Policymakers might also consider a number of options to ease the administrative burden of CON laws. For example, they might reduce West Virginia’s fees, reduce the administrative burden of the application process, or require incumbents who unsuccessfully challenge an entrant’s CON application to pay the entrant’s legal and compliance costs. Going further, the state could follow Indiana, Louisiana, Michigan, Nebraska, and New York and no longer solicit or consider the objections of a competitor when a provider applies for a CON, given that the process is manifestly anticompetitive.

The criteria used to evaluate a CON application might also be changed. For example, a CON application should not be rejected to prevent the provision of duplicative services. Such a rejection guarantees monopoly status for the current service provider in the area, and healthcare monopolies are associated with high-cost and low-quality care. Utilization rate is another poor criterion. If an existing hospital knows that potential competitors are less likely to obtain CONs if it keeps its bed utilization rate low, then it faces an incentive to acquire more beds than it needs and ensure that many of them remain empty. This is exactly the sort of unnecessary capital expenditure that CON regulation was supposed to discourage.
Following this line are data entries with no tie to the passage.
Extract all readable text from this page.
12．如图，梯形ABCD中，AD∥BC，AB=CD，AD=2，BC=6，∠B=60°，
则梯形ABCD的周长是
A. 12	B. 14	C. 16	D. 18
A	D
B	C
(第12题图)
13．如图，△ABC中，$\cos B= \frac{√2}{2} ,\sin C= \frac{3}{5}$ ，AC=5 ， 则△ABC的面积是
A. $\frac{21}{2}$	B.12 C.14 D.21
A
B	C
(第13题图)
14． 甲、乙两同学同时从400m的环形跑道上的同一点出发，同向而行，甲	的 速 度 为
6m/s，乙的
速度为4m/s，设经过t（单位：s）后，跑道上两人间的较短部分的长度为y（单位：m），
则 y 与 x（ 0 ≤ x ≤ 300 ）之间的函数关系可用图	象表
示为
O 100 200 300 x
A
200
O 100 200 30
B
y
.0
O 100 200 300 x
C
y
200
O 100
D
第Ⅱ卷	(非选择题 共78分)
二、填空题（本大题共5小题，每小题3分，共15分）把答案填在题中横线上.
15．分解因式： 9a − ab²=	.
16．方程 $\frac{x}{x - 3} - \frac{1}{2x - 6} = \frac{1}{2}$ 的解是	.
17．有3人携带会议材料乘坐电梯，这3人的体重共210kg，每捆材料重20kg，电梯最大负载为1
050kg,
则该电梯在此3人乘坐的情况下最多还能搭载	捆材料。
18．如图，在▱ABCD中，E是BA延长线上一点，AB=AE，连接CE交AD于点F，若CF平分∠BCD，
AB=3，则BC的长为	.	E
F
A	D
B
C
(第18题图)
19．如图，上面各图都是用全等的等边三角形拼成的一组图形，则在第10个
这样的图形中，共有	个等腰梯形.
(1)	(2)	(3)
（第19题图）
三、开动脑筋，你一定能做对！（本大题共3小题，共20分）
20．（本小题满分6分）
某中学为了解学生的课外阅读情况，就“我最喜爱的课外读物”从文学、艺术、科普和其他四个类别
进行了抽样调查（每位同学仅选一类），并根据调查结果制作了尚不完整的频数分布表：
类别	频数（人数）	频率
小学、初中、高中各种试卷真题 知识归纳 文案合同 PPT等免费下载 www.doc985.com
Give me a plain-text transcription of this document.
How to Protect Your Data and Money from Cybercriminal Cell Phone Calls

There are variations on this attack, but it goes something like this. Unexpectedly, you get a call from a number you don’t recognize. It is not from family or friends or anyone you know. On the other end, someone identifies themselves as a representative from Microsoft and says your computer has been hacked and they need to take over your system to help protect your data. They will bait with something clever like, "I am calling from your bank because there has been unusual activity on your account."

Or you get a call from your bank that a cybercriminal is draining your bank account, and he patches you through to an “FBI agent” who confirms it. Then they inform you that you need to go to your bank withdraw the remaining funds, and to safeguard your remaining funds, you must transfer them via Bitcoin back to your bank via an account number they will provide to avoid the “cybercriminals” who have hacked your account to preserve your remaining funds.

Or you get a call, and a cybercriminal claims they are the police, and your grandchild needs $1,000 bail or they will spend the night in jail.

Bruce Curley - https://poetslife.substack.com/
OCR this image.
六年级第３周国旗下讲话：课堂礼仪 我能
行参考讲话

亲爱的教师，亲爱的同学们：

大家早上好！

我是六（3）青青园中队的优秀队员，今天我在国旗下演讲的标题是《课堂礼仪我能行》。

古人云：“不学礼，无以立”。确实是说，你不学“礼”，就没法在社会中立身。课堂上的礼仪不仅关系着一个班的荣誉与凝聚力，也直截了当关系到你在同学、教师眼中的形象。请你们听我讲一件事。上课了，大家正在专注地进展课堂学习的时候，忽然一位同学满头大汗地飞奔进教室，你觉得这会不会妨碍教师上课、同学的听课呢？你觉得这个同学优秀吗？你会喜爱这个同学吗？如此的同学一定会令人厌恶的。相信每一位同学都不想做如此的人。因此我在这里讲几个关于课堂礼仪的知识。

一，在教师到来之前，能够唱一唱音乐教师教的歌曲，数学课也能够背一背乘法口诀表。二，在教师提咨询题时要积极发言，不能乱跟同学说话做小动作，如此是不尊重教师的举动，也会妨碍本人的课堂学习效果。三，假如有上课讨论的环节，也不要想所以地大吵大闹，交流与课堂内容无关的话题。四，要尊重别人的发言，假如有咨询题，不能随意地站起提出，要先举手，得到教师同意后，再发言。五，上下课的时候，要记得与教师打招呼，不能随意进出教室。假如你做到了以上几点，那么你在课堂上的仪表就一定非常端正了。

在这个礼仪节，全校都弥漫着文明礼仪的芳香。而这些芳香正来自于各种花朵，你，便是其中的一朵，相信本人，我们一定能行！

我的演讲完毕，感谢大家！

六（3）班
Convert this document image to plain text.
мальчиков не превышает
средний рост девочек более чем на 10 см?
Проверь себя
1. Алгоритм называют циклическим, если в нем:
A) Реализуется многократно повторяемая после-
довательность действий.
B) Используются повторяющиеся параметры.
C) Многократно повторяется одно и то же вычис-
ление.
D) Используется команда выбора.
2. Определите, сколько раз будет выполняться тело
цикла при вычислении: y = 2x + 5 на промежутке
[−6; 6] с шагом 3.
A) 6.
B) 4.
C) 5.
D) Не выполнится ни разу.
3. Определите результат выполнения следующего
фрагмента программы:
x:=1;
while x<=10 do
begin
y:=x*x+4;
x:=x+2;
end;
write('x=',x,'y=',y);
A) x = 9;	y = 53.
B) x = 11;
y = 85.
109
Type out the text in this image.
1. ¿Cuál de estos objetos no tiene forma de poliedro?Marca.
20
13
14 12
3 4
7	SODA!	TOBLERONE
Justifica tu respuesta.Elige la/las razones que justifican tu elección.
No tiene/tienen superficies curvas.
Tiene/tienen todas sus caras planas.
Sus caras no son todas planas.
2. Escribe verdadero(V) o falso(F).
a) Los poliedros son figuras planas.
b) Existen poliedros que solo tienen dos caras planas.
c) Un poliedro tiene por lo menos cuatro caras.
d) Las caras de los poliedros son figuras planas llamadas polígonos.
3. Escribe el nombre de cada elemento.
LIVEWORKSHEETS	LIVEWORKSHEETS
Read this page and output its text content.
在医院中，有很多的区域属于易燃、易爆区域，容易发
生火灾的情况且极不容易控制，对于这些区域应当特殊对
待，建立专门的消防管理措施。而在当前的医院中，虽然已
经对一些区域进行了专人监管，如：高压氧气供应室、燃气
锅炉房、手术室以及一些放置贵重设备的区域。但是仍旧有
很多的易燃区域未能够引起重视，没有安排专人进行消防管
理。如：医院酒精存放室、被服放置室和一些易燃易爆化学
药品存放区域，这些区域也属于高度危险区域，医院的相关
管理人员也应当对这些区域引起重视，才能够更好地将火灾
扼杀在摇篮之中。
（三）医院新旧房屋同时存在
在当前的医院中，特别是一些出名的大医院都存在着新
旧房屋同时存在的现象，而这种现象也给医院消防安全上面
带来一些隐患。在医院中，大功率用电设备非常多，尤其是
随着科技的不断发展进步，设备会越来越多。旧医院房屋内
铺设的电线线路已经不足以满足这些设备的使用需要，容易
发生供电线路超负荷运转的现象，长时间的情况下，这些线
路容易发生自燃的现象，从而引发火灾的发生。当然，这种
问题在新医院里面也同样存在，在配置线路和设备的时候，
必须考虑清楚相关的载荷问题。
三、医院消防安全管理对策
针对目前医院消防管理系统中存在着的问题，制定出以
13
In addition, the state might raise the $5.6 million monetary threshold for investments that necessitate a CON. It might bar those with a financial interest in incumbent providers from serving on the board of the West Virginia Health Care Authority. It might also require the board to seek input from parties without financial interest in the outcome or from parties dedicated to the preservation of market competition and patient outcomes, such as patient health advocates, economists, or antitrust authorities at the FTC.

Finally, policymakers might consider a number of options that would increase the transparency of the CON program and make legislative oversight easier. One option would be to require the board to regularly disclose the CON approval rate. The regulator could also be required to report the share of applications opposed by incumbent providers as well as the different approval rates for opposed and unopposed applications.

The regulator could also be required to ask applicants to estimate their costs of applying for a CON and then regularly report these numbers to the public. And finally, the regulator could be required to follow up with denied applicants to evaluate how the denial has affected their provision of services.


Given the substantial evidence that CON regulations do not achieve their stated goals, one may wonder why these rules continue to exist in so much of the country. The explanation seems to lie in the special-interest theory of regulation. Specifically, CON regulations perform a valuable function for incumbent providers of healthcare services by limiting their exposure to new competition. Researchers find greater market concentration in CON law states than in non-CON law states. Moreover, the average provider in a CON law state has a significantly higher volume of patients. Provider profits fall in states that remove CON laws (though profits recover after a few years). These facts, combined with the fierce opposition to deregulation by industry insiders, suggest that the rules do indeed protect incumbents’ profits. Furthermore, political donations have been shown to increase the odds that a CON request will be granted, so the rules may invite corrupt quid pro quos.

Whereas patients and payers are harmed by the regulation, hospital executives benefit from it. Researchers find that urban hospital CEO pay is over $90,000 higher in CON law states than in non-CON law states.

These aspects of CON regulation are why economists as well as antitrust authorities have long believed that these regulations are anticompetitive and harmful to consumers.